Perfect is a strong word! I'd say it captures the gist of the
problem but it is not portable and will exhibit undefined behaviour
is some cases.

Unsigned types are a natural choice when doing bit operations, so I'd
prefer an unsigned return type (unless the integer return is used to
signal an error using a negative value).

The bytenum can not be negative, so why not make that unsigned? In
any case, undefined behaviour awaits if bytenum is out of range.

Personally, I prefer '* 8' to '<< 3' when multiplying by 8.

C99 provides a good type to document the 32-bit assumption: uint32_t
but slightly greater portability can be got by using uint_least32_t.
Thus:

uint_least8_t xbyte(uint_least32_t word, unsigned bytenum)
{
assert(bytenum < 4);
return (word >> (bytenum * 8)) & 0xff;
}

or maybe:

int xbyte(uint_least32_t word, unsigned bytenum)
{
return bytenum < 4 ? (word >> (bytenum * 8)) & 0xff : -1;
}

In C90, I'd probably write:

unsigned char xbyte(unsigned long word, unsigned bytenum)
{
assert(bytenum < 4);
return (word >> (bytenum * 8)) & 0xff;
}

or

int xbyte(unsigned long word, unsigned bytenum)
{
return bytenum < 4 ? (word >> (bytenum * 8)) & 0xff : -1;
}

but I would never say any of these is perfect (for one thing that
would imply that code can be unambiguously ordered by "quality").
 
J

Joachim Schmitz

xbyte said:
It's a problem from a book, and I can't figure it out.
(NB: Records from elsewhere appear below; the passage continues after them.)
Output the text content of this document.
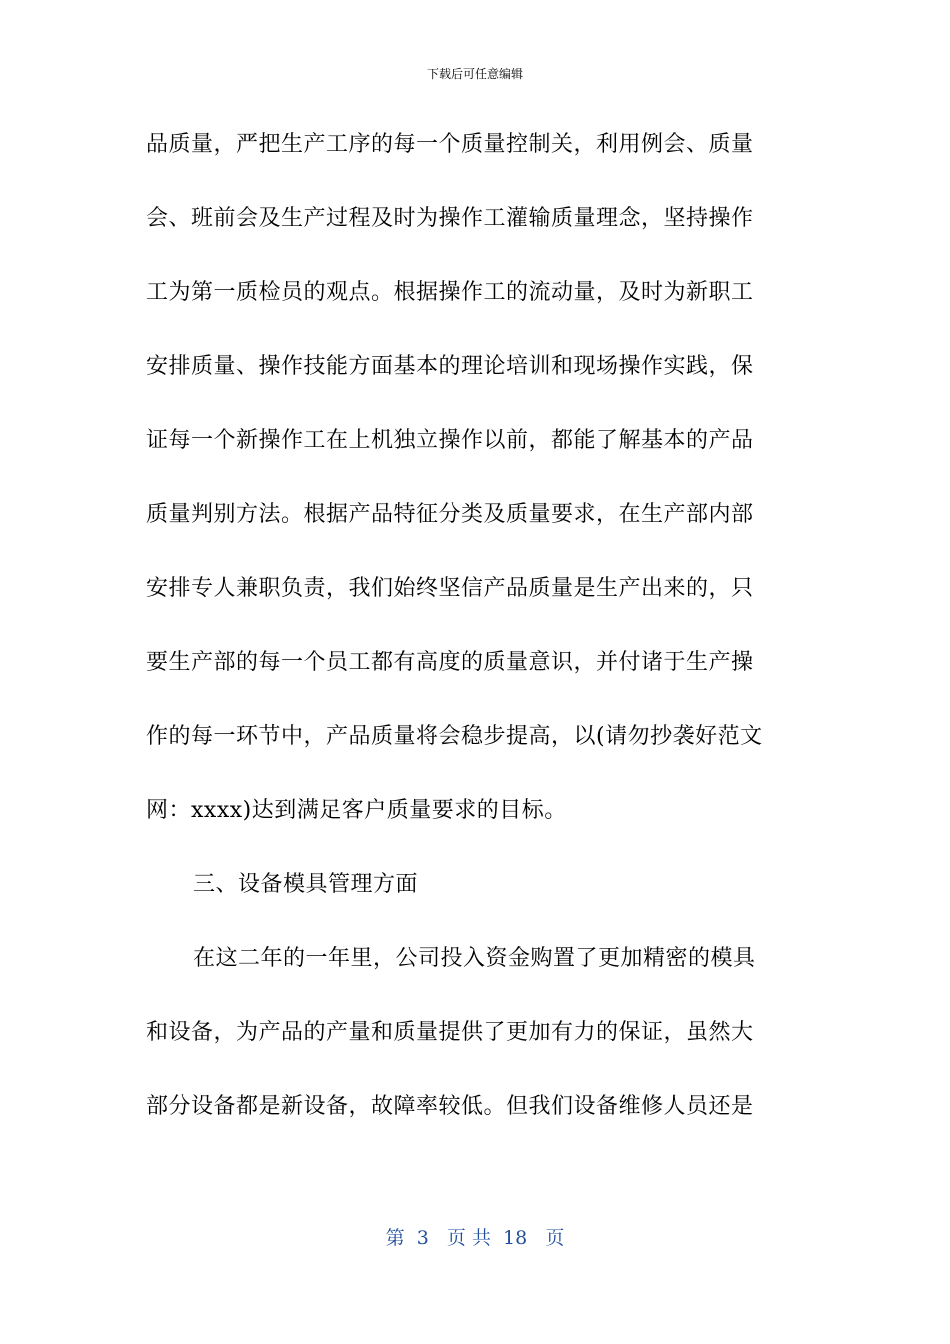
下载后可任意编辑
品质量，严把生产工序的每一个质量控制关，利用例会、质量
会、班前会及生产过程及时为操作工灌输质量理念，坚持操作
工为第一质检员的观点。根据操作工的流动量，及时为新职工
安排质量、操作技能方面基本的理论培训和现场操作实践，保
证每一个新操作工在上机独立操作以前，都能了解基本的产品
质量判别方法。根据产品特征分类及质量要求，在生产部内部
安排专人兼职负责，我们始终坚信产品质量是生产出来的，只
要生产部的每一个员工都有高度的质量意识，并付诸于生产操
作的每一环节中，产品质量将会稳步提高，以(请勿抄袭好范文
网：xxxx)达到满足客户质量要求的目标。
三、设备模具管理方面
在这二年的一年里，公司投入资金购置了更加精密的模具
和设备，为产品的产量和质量提供了更加有力的保证，虽然大
部分设备都是新设备，故障率较低。但我们设备维修人员还是
第  3   页 共  18   页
4 words (4x8 bits) are packed into a 32-bit unsigned integer, and
you've gotta extract an indicated (by bytenum) word from it, AND the
following code is said to be written by a failed programmer:

int xbyte(unsigned word, int bytenum)
{
return (word >> (bytenum << 3)) & 0xFF;
}

IMHO, this is a perfect bulk of code, what's your opinion?
The function should return a byte (unsigned char), but does return an int.
You'd need to check whether bytenum is in the range of 0-3
There's no quarantee that unsigned (int) is 32 bit long

Bye, Jojo
 
M

Malcolm McLean

xbyte said:
It's a problem from a book, and I can't figure it out.

4 words (4x8 bits) are packed into a 32-bit unsigned integer, and
you've gotta extract an indicated (by bytenum) word from it, AND the
following code is said to be written by a failed programmer:

int xbyte(unsigned word, int bytenum)
{
return (word >> (bytenum << 3)) & 0xFF;
}

IMHO, this is a perfect bulk of code, what's your opinion?
The programmer might have failed the course, but the code is good enough to
be used even in a production environment. Because it is extremely unlikely
that it can fail usefully.

However bytenum should be checked to be within the range 0-3, word should
arguably be an unsigned long to guarantee at least 32 bits. I say "arguably"
because in fact an extremely low level function like this needs to be
efficient, and a conversion from int to long might be exactly what you don't
need if it is not a nop.
The identifier "word" is a bit unfortunate, since it looks like it might be
a user-defined basic type.

int is the conventional return type for functions returning chars, by the
way. You could argue this is a bad convention, but it allows -1 on error.
 
F

Flash Gordon

Malcolm McLean wrote, On 29/09/07 21:03:
The programmer might have failed the course, but the code is good enough
to be used even in a production environment.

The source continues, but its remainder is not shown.